How do I tell if the block and/or head need to be planed?

I have a DB 1210 that has blown 3 head gaskets in about 500 hours. The first one blew between the 3rd cylinder and a push rod port. The second two blew between the 3rd and 4th cylinders. Holding a straight edge across the block between the 3rd and 4th there is not really any gap, but holding the straight edge length wise across the middle of the 3rd and 4th I"ve got about .006. I have almost that much gap length wise between 1 and 2 also, but it has never blown there. The head doesn"t seem to have much gap either direction.
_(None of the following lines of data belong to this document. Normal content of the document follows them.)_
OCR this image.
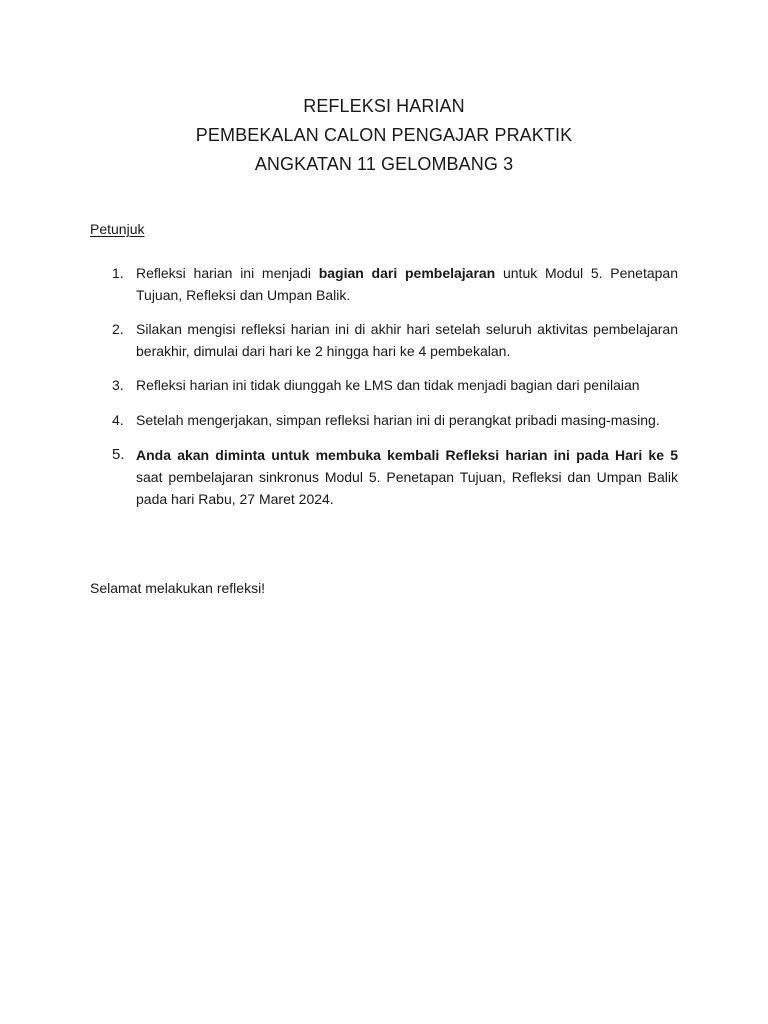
REFLEKSI HARIAN
PEMBEKALAN CALON PENGAJAR PRAKTIK
ANGKATAN 11 GELOMBANG 3
Petunjuk
1. Refleksi harian ini menjadi bagian dari pembelajaran untuk Modul 5. Penetapan Tujuan, Refleksi dan Umpan Balik.
2. Silakan mengisi refleksi harian ini di akhir hari setelah seluruh aktivitas pembelajaran berakhir, dimulai dari hari ke 2 hingga hari ke 4 pembekalan.
3. Refleksi harian ini tidak diunggah ke LMS dan tidak menjadi bagian dari penilaian
4. Setelah mengerjakan, simpan refleksi harian ini di perangkat pribadi masing-masing.
5. Anda akan diminta untuk membuka kembali Refleksi harian ini pada Hari ke 5 saat pembelajaran sinkronus Modul 5. Penetapan Tujuan, Refleksi dan Umpan Balik pada hari Rabu, 27 Maret 2024.
Selamat melakukan refleksi!
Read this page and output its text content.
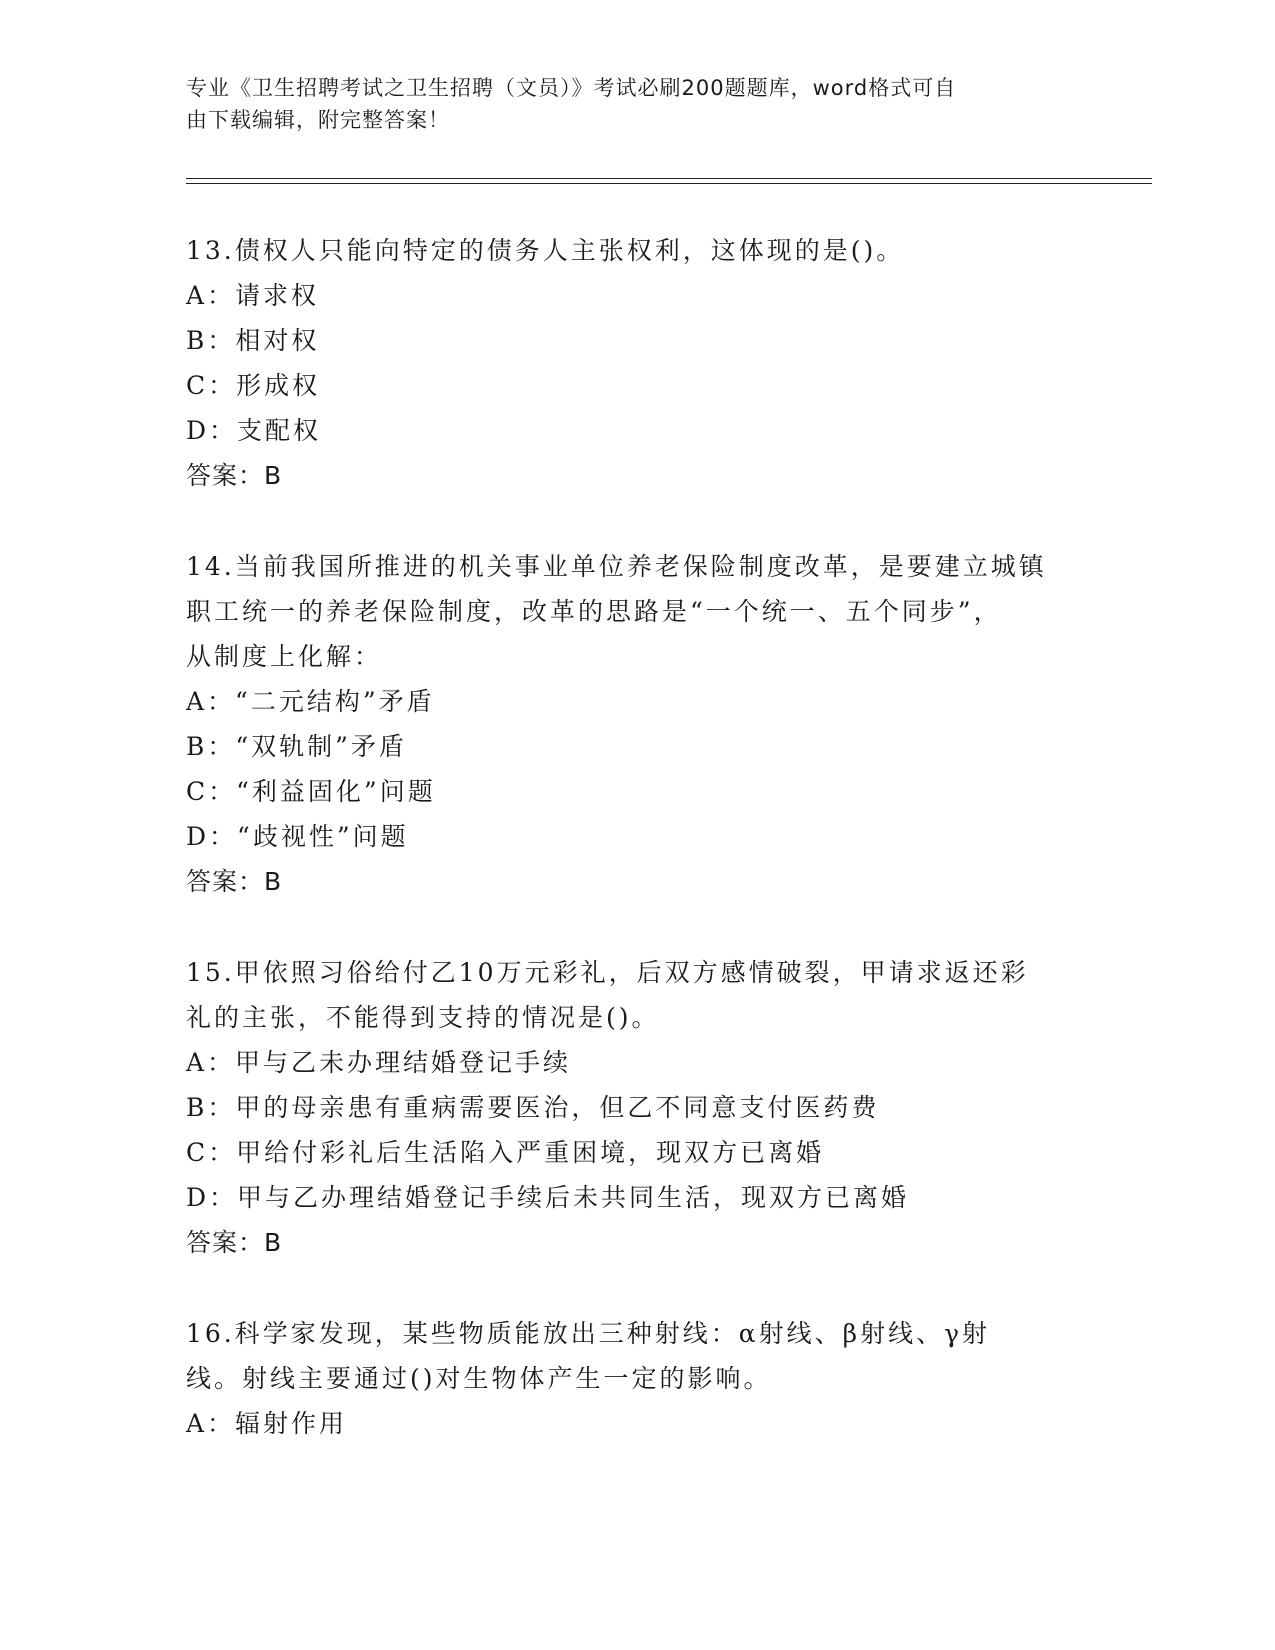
专业《卫生招聘考试之卫生招聘（文员）》考试必刷200题题库，word格式可自
由下载编辑，附完整答案！
13.债权人只能向特定的债务人主张权利，这体现的是()。
A：请求权
B：相对权
C：形成权
D：支配权
答案：B
14.当前我国所推进的机关事业单位养老保险制度改革，是要建立城镇
职工统一的养老保险制度，改革的思路是“一个统一、五个同步”，
从制度上化解：
A：“二元结构”矛盾
B：“双轨制”矛盾
C：“利益固化”问题
D：“歧视性”问题
答案：B
15.甲依照习俗给付乙10万元彩礼，后双方感情破裂，甲请求返还彩
礼的主张，不能得到支持的情况是()。
A：甲与乙未办理结婚登记手续
B：甲的母亲患有重病需要医治，但乙不同意支付医药费
C：甲给付彩礼后生活陷入严重困境，现双方已离婚
D：甲与乙办理结婚登记手续后未共同生活，现双方已离婚
答案：B
16.科学家发现，某些物质能放出三种射线：α射线、β射线、γ射
线。射线主要通过()对生物体产生一定的影响。
A：辐射作用
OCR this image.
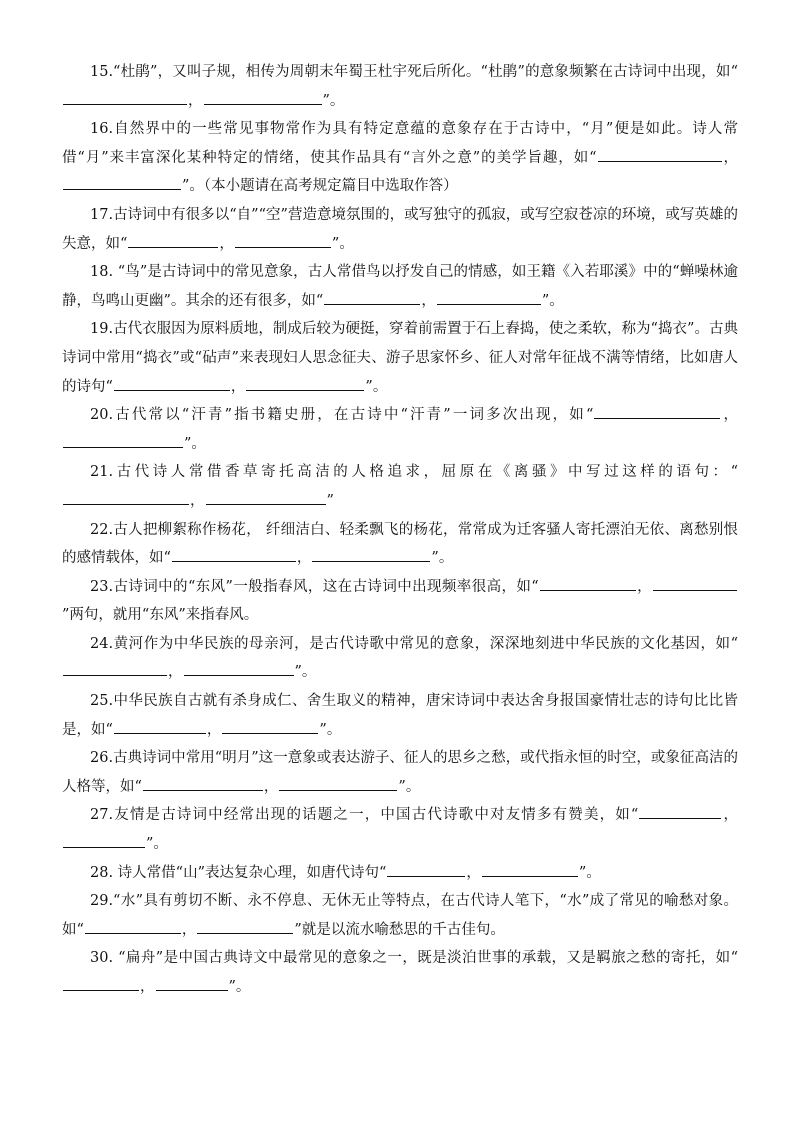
15.“杜鹃”，又叫子规，相传为周朝末年蜀王杜宇死后所化。“杜鹃”的意象频繁在古诗词中出现，如“，	”。

16.自然界中的一些常见事物常作为具有特定意蕴的意象存在于古诗中，“月”便是如此。诗人常借“月”来丰富深化某种特定的情绪，使其作品具有“言外之意”的美学旨趣，如“	，”。（本小题请在高考规定篇目中选取作答）

17.古诗词中有很多以“自”“空”营造意境氛围的，或写独守的孤寂，或写空寂苍凉的环境，或写英雄的失意，如“	，	”。

18. “鸟”是古诗词中的常见意象，古人常借鸟以抒发自己的情感，如王籍《入若耶溪》中的“蝉噪林逾静，鸟鸣山更幽”。其余的还有很多，如“	，	”。

19.古代衣服因为原料质地，制成后较为硬挺，穿着前需置于石上舂捣，使之柔软，称为“捣衣”。古典诗词中常用“捣衣”或“砧声”来表现妇人思念征夫、游子思家怀乡、征人对常年征战不满等情绪，比如唐人的诗句“	，	”。

20.古代常以“汗青”指书籍史册，在古诗中“汗青”一词多次出现，如“	，”。

21.古代诗人常借香草寄托高洁的人格追求，屈原在《离骚》中写过这样的语句：“，	”

22.古人把柳絮称作杨花， 纤细洁白、轻柔飘飞的杨花，常常成为迁客骚人寄托漂泊无依、离愁别恨的感情载体，如“	，	”。

23.古诗词中的“东风”一般指春风，这在古诗词中出现频率很高，如“	，”两句，就用“东风”来指春风。

24.黄河作为中华民族的母亲河，是古代诗歌中常见的意象，深深地刻进中华民族的文化基因，如“，	”。

25.中华民族自古就有杀身成仁、舍生取义的精神，唐宋诗词中表达舍身报国豪情壮志的诗句比比皆是，如“	，	”。

26.古典诗词中常用“明月”这一意象或表达游子、征人的思乡之愁，或代指永恒的时空，或象征高洁的人格等，如“	，	”。

27.友情是古诗词中经常出现的话题之一，中国古代诗歌中对友情多有赞美，如“	，”。

28. 诗人常借“山”表达复杂心理，如唐代诗句“	，	”。

29.“水”具有剪切不断、永不停息、无休无止等特点，在古代诗人笔下，“水”成了常见的喻愁对象。如“	，	”就是以流水喻愁思的千古佳句。

30. “扁舟”是中国古典诗文中最常见的意象之一，既是淡泊世事的承载，又是羁旅之愁的寄托，如“，	”。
Thanks for any help. I like the tractor quite a bit, but I"m getting tired of replacing head gaskets.
 
Was the head properly torqued in the prescribed sequence when new gaskets were installed???? Was the head retorqued in the proper sequence after being warmed up to temp.?????, and valve clearance reset. If the headbolts were not torqued in proper sequence, and not retorqued after warm up, the problems you describe will happen.
loren
 
I did not retorque after the first replacement, but did after the second. The sequence was followed both times. I did have the head planed the first time but did not bother the second time. Valves clearances were were reset both times.
 
Did you make sure that the nuts would go below the level of the head on the studs? Sometimes, crud, rust, or a few shallow studs can prevent the head from pinching the gasket evenly.
 
.006” is quite a bit, hope you haven’t been using a gasket remover on a die grinder, those will eat away at the block/head surfaces, particularly between the cylinders and around the edges of the cylinders, then the fire rings aren’t held tight enough in those areas. Depending on what kind of machine is used to resurface it, you may be able to leave the crank/rods/pistons in the block. We can do that on one of the machines at work because it uses a single cutter and cuts dry (no fun trying to keep things clean doing a short block), but the old block grinder we have pours coolant over the piece you’re working on. Might be able to save some work that way. I would recommend having at least the block resurfaced. Check the piston protrusion when it’s done though, you may have to have the pistons cut down if they take a lot off the block. I wish I had a spec for you, I looked for one for that 219 recently and can’t find it in our books. In the engine I’m working on they seem to be even with the block.